Kale growth was substantially greater under 300 than under 150 µmol m− 2 s− 1 PPFD. Growth responses to supplemental UV-A radiation varied significantly with PPFD level. UV-A radiation increased shoot fresh weight and leaf area under 150 µmol m− 2 s− 1 PPFD, but not under 300 µmol m− 2 s− 1 PPFD at 6 days after the onset of treatment. Supplemental UV-A radiation also enhanced total phenolic content and antioxidant capacity, with the magnitude of these effects dependent on PPFD level.
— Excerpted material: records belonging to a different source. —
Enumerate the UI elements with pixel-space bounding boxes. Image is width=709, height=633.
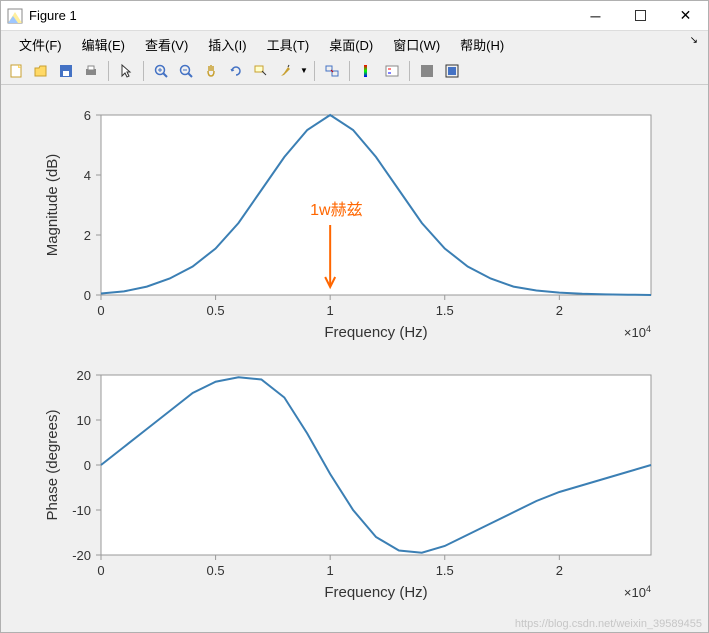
menu-desktop[interactable]: 桌面(D) (319, 35, 383, 54)
svg-text:2: 2 (84, 228, 91, 243)
menu-window[interactable]: 窗口(W) (383, 35, 450, 54)
undock-button[interactable] (441, 60, 463, 82)
colorbar-button[interactable] (356, 60, 378, 82)
link-button[interactable] (321, 60, 343, 82)
title-bar: Figure 1 ─ ✕ (1, 1, 708, 31)
svg-text:0.5: 0.5 (207, 303, 225, 318)
svg-text:2: 2 (556, 563, 563, 578)
svg-text:×104: ×104 (624, 584, 651, 600)
save-button[interactable] (55, 60, 77, 82)
pan-button[interactable] (200, 60, 222, 82)
minimize-button[interactable]: ─ (573, 1, 618, 30)
svg-text:0: 0 (97, 563, 104, 578)
svg-text:4: 4 (84, 168, 91, 183)
charts-svg: 00.511.520246Frequency (Hz)Magnitude (dB… (1, 85, 709, 630)
print-button[interactable] (80, 60, 102, 82)
menu-edit[interactable]: 编辑(E) (72, 35, 135, 54)
menu-help[interactable]: 帮助(H) (450, 35, 514, 54)
new-button[interactable] (5, 60, 27, 82)
data-cursor-button[interactable] (250, 60, 272, 82)
svg-text:Phase (degrees): Phase (degrees) (44, 410, 61, 521)
menu-tools[interactable]: 工具(T) (257, 35, 320, 54)
svg-text:0: 0 (84, 288, 91, 303)
svg-text:Magnitude (dB): Magnitude (dB) (44, 154, 61, 257)
dropdown-icon[interactable]: ▼ (300, 66, 308, 75)
pointer-button[interactable] (115, 60, 137, 82)
svg-text:1: 1 (327, 563, 334, 578)
dock-button[interactable] (416, 60, 438, 82)
toolbar: ▼ (1, 57, 708, 85)
svg-text:1: 1 (327, 303, 334, 318)
plot-area: 00.511.520246Frequency (Hz)Magnitude (dB… (1, 85, 708, 632)
svg-text:6: 6 (84, 108, 91, 123)
svg-text:×104: ×104 (624, 324, 651, 340)
window-buttons: ─ ✕ (573, 1, 708, 30)
watermark: https://blog.csdn.net/weixin_39589455 (515, 618, 702, 630)
figure-window: Figure 1 ─ ✕ 文件(F) 编辑(E) 查看(V) 插入(I) 工具(… (0, 0, 709, 633)
brush-button[interactable] (275, 60, 297, 82)
open-button[interactable] (30, 60, 52, 82)
svg-text:0: 0 (97, 303, 104, 318)
zoom-in-button[interactable] (150, 60, 172, 82)
menu-view[interactable]: 查看(V) (135, 35, 198, 54)
svg-text:-10: -10 (72, 503, 91, 518)
svg-text:0: 0 (84, 458, 91, 473)
svg-text:0.5: 0.5 (207, 563, 225, 578)
svg-text:1w赫兹: 1w赫兹 (310, 201, 362, 219)
svg-text:20: 20 (77, 368, 91, 383)
menu-file[interactable]: 文件(F) (9, 35, 72, 54)
app-icon (7, 8, 23, 24)
svg-text:Frequency (Hz): Frequency (Hz) (324, 324, 427, 341)
legend-button[interactable] (381, 60, 403, 82)
menu-overflow-icon[interactable]: ↘ (690, 35, 698, 46)
svg-text:1.5: 1.5 (436, 303, 454, 318)
svg-text:Frequency (Hz): Frequency (Hz) (324, 584, 427, 601)
menu-insert[interactable]: 插入(I) (198, 35, 256, 54)
zoom-out-button[interactable] (175, 60, 197, 82)
svg-text:-20: -20 (72, 548, 91, 563)
rotate-button[interactable] (225, 60, 247, 82)
svg-text:1.5: 1.5 (436, 563, 454, 578)
svg-text:10: 10 (77, 413, 91, 428)
maximize-button[interactable] (618, 1, 663, 30)
window-title: Figure 1 (29, 8, 573, 23)
svg-text:2: 2 (556, 303, 563, 318)
menu-bar: 文件(F) 编辑(E) 查看(V) 插入(I) 工具(T) 桌面(D) 窗口(W… (1, 31, 708, 57)
close-button[interactable]: ✕ (663, 1, 708, 30)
Under 150 µmol m− 2 s− 1 PPFD, the 15 W m− 2 UV-A treatment enhanced phenolic content and antioxidant capacity, whereas no increase was observed under 300 µmol m− 2 s− 1 PPFD. Radiation interception analysis indicated that differences in absorbed radiation between the two PPFD conditions were primarily attributable to plant size. The correlation between UV-A radiation intensity and phenolic accumulation was stronger when based on intercepted radiation than on measured intensity. Notably, higher phenolic content and antioxidant capacity were observed at UV-A/PAR ratio ranging from 0.1 to 0.2.

Conclusions

These findings suggest that supplemental UV-A radiation should be optimized considering PPFD level and radiation interception to enhance phenolic content and antioxidant capacity in kale.